Other NFS Options
As an alternative to Azure Files NFS or Azure NetApp Files, you can configure an NFS server that is external to the Cloudera Machine Learning cluster. This is not the recommended approach.
Make sure to check the following points:
- Cloudera Machine Learning requires an NFS service that is backed by a fully POSIX compliant file system. NFS service implemented over S3-like blob storage, such as NFS v3 over ADLS, is not supported.
- Currently, Cloudera Machine Learning supports NFS versions 4.1 and 3. The NFS client within Cloudera Machine Learning must be able to
mount the NFS storage with default options, and also assumes these export options:
rw,sync,no_root_squash,no_all_squash,no_subtree_check
To prevent data loss on disk failure, it is recommended that the NFS export directory resides on a RAID disk. Before attempting to provision your Cloudera Machine Learning Workspace, create a Linux VM in the subnet you will use for Cloudera Machine Learning. - Before creating a Cloudera Machine Learning Workspace, the storage administrator must create a directory that will be exported to the cluster for storing Cloudera Machine Learning project files for that workspace. Either a dedicated NFS export path, or a subdirectory in an existing export must be specified for each workspace. If the directory was previously used for another workspace, there may be extraneous files remaining there. Make sure that all such remaining files are deleted.

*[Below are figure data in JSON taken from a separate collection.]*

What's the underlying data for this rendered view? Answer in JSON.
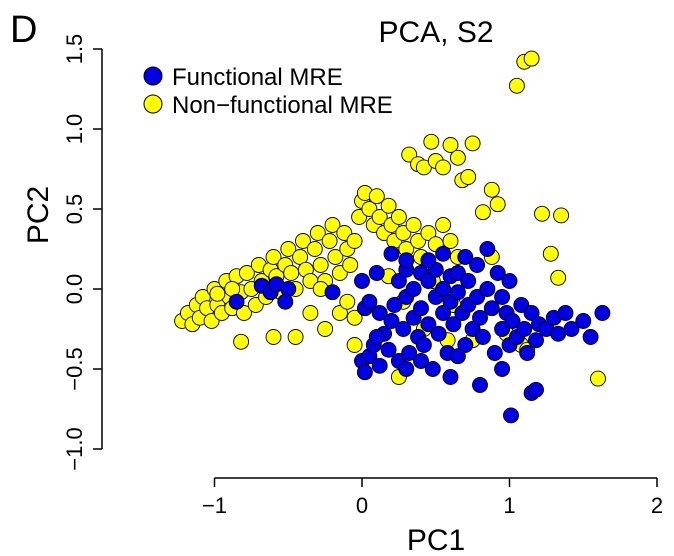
{
  "panel_label": "D",
  "chart_data": {
    "type": "scatter",
    "title": "PCA, S2",
    "xlabel": "PC1",
    "ylabel": "PC2",
    "xlim": [
      -1.3,
      2.05
    ],
    "ylim": [
      -1.15,
      1.6
    ],
    "x_ticks": [
      -1,
      0,
      1,
      2
    ],
    "x_tick_labels": [
      "−1",
      "0",
      "1",
      "2"
    ],
    "y_ticks": [
      -1.0,
      -0.5,
      0.0,
      0.5,
      1.0,
      1.5
    ],
    "y_tick_labels": [
      "−1.0",
      "−0.5",
      "0.0",
      "0.5",
      "1.0",
      "1.5"
    ],
    "grid": false,
    "legend_position": "top-left",
    "series": [
      {
        "name": "Functional MRE",
        "color": "#0000e6",
        "points": [
          [
            -0.85,
            -0.08
          ],
          [
            -0.68,
            0.02
          ],
          [
            -0.62,
            -0.02
          ],
          [
            -0.58,
            0.03
          ],
          [
            -0.5,
            0.0
          ],
          [
            -0.52,
            -0.08
          ],
          [
            -0.2,
            -0.02
          ],
          [
            0.0,
            0.05
          ],
          [
            0.02,
            -0.12
          ],
          [
            0.05,
            -0.08
          ],
          [
            0.1,
            0.1
          ],
          [
            0.12,
            -0.15
          ],
          [
            0.15,
            -0.28
          ],
          [
            0.0,
            -0.45
          ],
          [
            0.02,
            -0.52
          ],
          [
            0.05,
            -0.42
          ],
          [
            0.08,
            -0.35
          ],
          [
            0.1,
            -0.3
          ],
          [
            0.12,
            -0.48
          ],
          [
            0.18,
            -0.38
          ],
          [
            0.2,
            -0.2
          ],
          [
            0.22,
            -0.1
          ],
          [
            0.25,
            0.05
          ],
          [
            0.25,
            -0.45
          ],
          [
            0.28,
            -0.25
          ],
          [
            0.3,
            0.12
          ],
          [
            0.3,
            -0.05
          ],
          [
            0.32,
            -0.4
          ],
          [
            0.35,
            0.0
          ],
          [
            0.35,
            -0.18
          ],
          [
            0.38,
            -0.3
          ],
          [
            0.4,
            0.1
          ],
          [
            0.4,
            -0.12
          ],
          [
            0.42,
            -0.35
          ],
          [
            0.45,
            0.05
          ],
          [
            0.45,
            -0.22
          ],
          [
            0.48,
            -0.5
          ],
          [
            0.5,
            -0.05
          ],
          [
            0.5,
            0.12
          ],
          [
            0.52,
            -0.28
          ],
          [
            0.55,
            0.0
          ],
          [
            0.55,
            -0.15
          ],
          [
            0.58,
            -0.4
          ],
          [
            0.6,
            0.08
          ],
          [
            0.6,
            -0.08
          ],
          [
            0.62,
            -0.22
          ],
          [
            0.65,
            0.1
          ],
          [
            0.65,
            -0.02
          ],
          [
            0.68,
            -0.15
          ],
          [
            0.7,
            -0.35
          ],
          [
            0.72,
            0.05
          ],
          [
            0.72,
            -0.1
          ],
          [
            0.75,
            -0.25
          ],
          [
            0.78,
            0.15
          ],
          [
            0.78,
            -0.05
          ],
          [
            0.8,
            -0.18
          ],
          [
            0.82,
            -0.3
          ],
          [
            0.85,
            0.25
          ],
          [
            0.85,
            0.0
          ],
          [
            0.88,
            -0.12
          ],
          [
            0.9,
            -0.4
          ],
          [
            0.92,
            0.1
          ],
          [
            0.95,
            -0.05
          ],
          [
            0.95,
            -0.25
          ],
          [
            0.98,
            -0.15
          ],
          [
            1.0,
            0.05
          ],
          [
            1.0,
            -0.35
          ],
          [
            1.02,
            -0.2
          ],
          [
            1.05,
            -0.3
          ],
          [
            1.08,
            -0.1
          ],
          [
            1.1,
            -0.25
          ],
          [
            1.12,
            -0.4
          ],
          [
            1.15,
            -0.15
          ],
          [
            1.18,
            -0.32
          ],
          [
            1.2,
            -0.22
          ],
          [
            1.25,
            -0.25
          ],
          [
            1.3,
            -0.18
          ],
          [
            1.33,
            -0.28
          ],
          [
            1.38,
            -0.15
          ],
          [
            1.42,
            -0.25
          ],
          [
            1.5,
            -0.2
          ],
          [
            1.55,
            -0.3
          ],
          [
            1.63,
            -0.15
          ],
          [
            0.2,
            0.22
          ],
          [
            0.3,
            0.18
          ],
          [
            0.45,
            0.18
          ],
          [
            0.55,
            0.22
          ],
          [
            0.7,
            0.2
          ],
          [
            0.4,
            -0.45
          ],
          [
            0.6,
            -0.55
          ],
          [
            0.8,
            -0.6
          ],
          [
            0.95,
            -0.5
          ],
          [
            1.15,
            -0.65
          ],
          [
            1.18,
            -0.63
          ],
          [
            1.01,
            -0.79
          ],
          [
            0.3,
            -0.5
          ],
          [
            0.65,
            -0.42
          ]
        ]
      },
      {
        "name": "Non−functional MRE",
        "color": "#ffff00",
        "points": [
          [
            -1.22,
            -0.2
          ],
          [
            -1.18,
            -0.15
          ],
          [
            -1.15,
            -0.22
          ],
          [
            -1.12,
            -0.1
          ],
          [
            -1.1,
            -0.18
          ],
          [
            -1.08,
            -0.05
          ],
          [
            -1.05,
            -0.12
          ],
          [
            -1.02,
            -0.2
          ],
          [
            -1.0,
            0.0
          ],
          [
            -0.98,
            -0.1
          ],
          [
            -0.95,
            -0.15
          ],
          [
            -0.92,
            0.05
          ],
          [
            -0.9,
            -0.05
          ],
          [
            -0.88,
            -0.12
          ],
          [
            -0.85,
            0.08
          ],
          [
            -0.82,
            -0.02
          ],
          [
            -0.8,
            -0.15
          ],
          [
            -0.78,
            0.1
          ],
          [
            -0.75,
            0.0
          ],
          [
            -0.72,
            -0.1
          ],
          [
            -0.7,
            0.15
          ],
          [
            -0.68,
            0.05
          ],
          [
            -0.65,
            -0.05
          ],
          [
            -0.62,
            0.12
          ],
          [
            -0.6,
            0.2
          ],
          [
            -0.58,
            0.08
          ],
          [
            -0.55,
            -0.02
          ],
          [
            -0.52,
            0.15
          ],
          [
            -0.5,
            0.25
          ],
          [
            -0.48,
            0.1
          ],
          [
            -0.45,
            0.0
          ],
          [
            -0.42,
            0.2
          ],
          [
            -0.4,
            0.3
          ],
          [
            -0.38,
            0.12
          ],
          [
            -0.35,
            0.05
          ],
          [
            -0.32,
            0.25
          ],
          [
            -0.3,
            0.35
          ],
          [
            -0.28,
            0.15
          ],
          [
            -0.25,
            0.05
          ],
          [
            -0.22,
            0.3
          ],
          [
            -0.2,
            0.4
          ],
          [
            -0.18,
            0.2
          ],
          [
            -0.15,
            0.1
          ],
          [
            -0.12,
            0.35
          ],
          [
            -0.1,
            0.25
          ],
          [
            -0.08,
            0.15
          ],
          [
            -0.05,
            0.3
          ],
          [
            -0.02,
            0.45
          ],
          [
            0.0,
            0.55
          ],
          [
            0.02,
            0.6
          ],
          [
            0.05,
            0.5
          ],
          [
            0.08,
            0.4
          ],
          [
            0.1,
            0.58
          ],
          [
            0.12,
            0.45
          ],
          [
            0.15,
            0.35
          ],
          [
            0.18,
            0.52
          ],
          [
            0.2,
            0.4
          ],
          [
            0.22,
            0.3
          ],
          [
            0.25,
            0.45
          ],
          [
            0.28,
            0.35
          ],
          [
            0.3,
            0.25
          ],
          [
            0.35,
            0.4
          ],
          [
            0.38,
            0.3
          ],
          [
            0.4,
            0.2
          ],
          [
            0.45,
            0.35
          ],
          [
            0.5,
            0.28
          ],
          [
            0.55,
            0.4
          ],
          [
            0.6,
            0.3
          ],
          [
            0.65,
            0.2
          ],
          [
            0.32,
            0.84
          ],
          [
            0.38,
            0.78
          ],
          [
            0.42,
            0.76
          ],
          [
            0.47,
            0.92
          ],
          [
            0.5,
            0.8
          ],
          [
            0.55,
            0.76
          ],
          [
            0.6,
            0.9
          ],
          [
            0.65,
            0.82
          ],
          [
            0.68,
            0.68
          ],
          [
            0.72,
            0.7
          ],
          [
            0.75,
            0.91
          ],
          [
            0.82,
            0.48
          ],
          [
            0.88,
            0.62
          ],
          [
            0.92,
            0.53
          ],
          [
            1.05,
            1.27
          ],
          [
            1.1,
            1.42
          ],
          [
            1.15,
            1.44
          ],
          [
            1.22,
            0.47
          ],
          [
            1.28,
            0.22
          ],
          [
            1.35,
            0.46
          ],
          [
            1.33,
            0.07
          ],
          [
            1.6,
            -0.56
          ],
          [
            -0.82,
            -0.33
          ],
          [
            -0.6,
            -0.3
          ],
          [
            -0.45,
            -0.3
          ],
          [
            -0.25,
            -0.25
          ],
          [
            -0.15,
            -0.15
          ],
          [
            -0.1,
            -0.08
          ],
          [
            -0.05,
            -0.18
          ],
          [
            0.28,
            -0.08
          ],
          [
            0.62,
            -0.1
          ],
          [
            0.75,
            -0.32
          ],
          [
            0.98,
            -0.28
          ],
          [
            1.08,
            -0.35
          ],
          [
            1.12,
            -0.38
          ],
          [
            -0.98,
            -0.03
          ],
          [
            -0.88,
            0.0
          ],
          [
            -0.35,
            -0.15
          ],
          [
            -0.28,
            0.0
          ],
          [
            -0.05,
            -0.35
          ],
          [
            0.18,
            0.08
          ],
          [
            0.48,
            0.05
          ],
          [
            0.42,
            -0.25
          ],
          [
            0.58,
            -0.32
          ],
          [
            0.88,
            0.2
          ],
          [
            0.25,
            -0.55
          ]
        ]
      }
    ]
  }
}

- Each Cloudera Machine Learning Workspace needs a unique directory that does not have files in it from a different or previous workspace. For example, if 10 Cloudera Machine Learning Workspace are expected, the storage administrator will need to create 10 unique directories. Either one NFS export and 10 subdirectories within it need to be created, or 10 unique exports need to be created.
Create a workspace in a dedicated NFS share
For example, to use a dedicated NFS share for a workspace named “workspace1” from NFS server “nfs_server”, do the following:
-
Create NFS export directory “/workspace1”.
-
Change ownership for the exported directory
-
Cloudera Machine Learning accesses this directory as a user with a UID and GID of 8536. So run chown 8536:8536 /workspace1
- Make the export directory group-writeable and set GID: chmod g+srwx /workspace1
-
-
Provide the NFS export path nfs_server:/workspace1 when prompted by the Cloudera Machine Learning Control Plane App while creating the workspace.
-
To use a subdirectory in an existing NFS share, say nfs_server:/export, do the following:
-
Create a subdirectory /export/workspace1
-
Change ownership: chown 8536:8536 /export/workspace1
-
Set GID and make directory group writeable: chmod g+srwx /export/workspace1
-
Provide the export path nfs_server:/export/workspace1 when prompted by the Cloudera Machine Learning Control Plane App.
-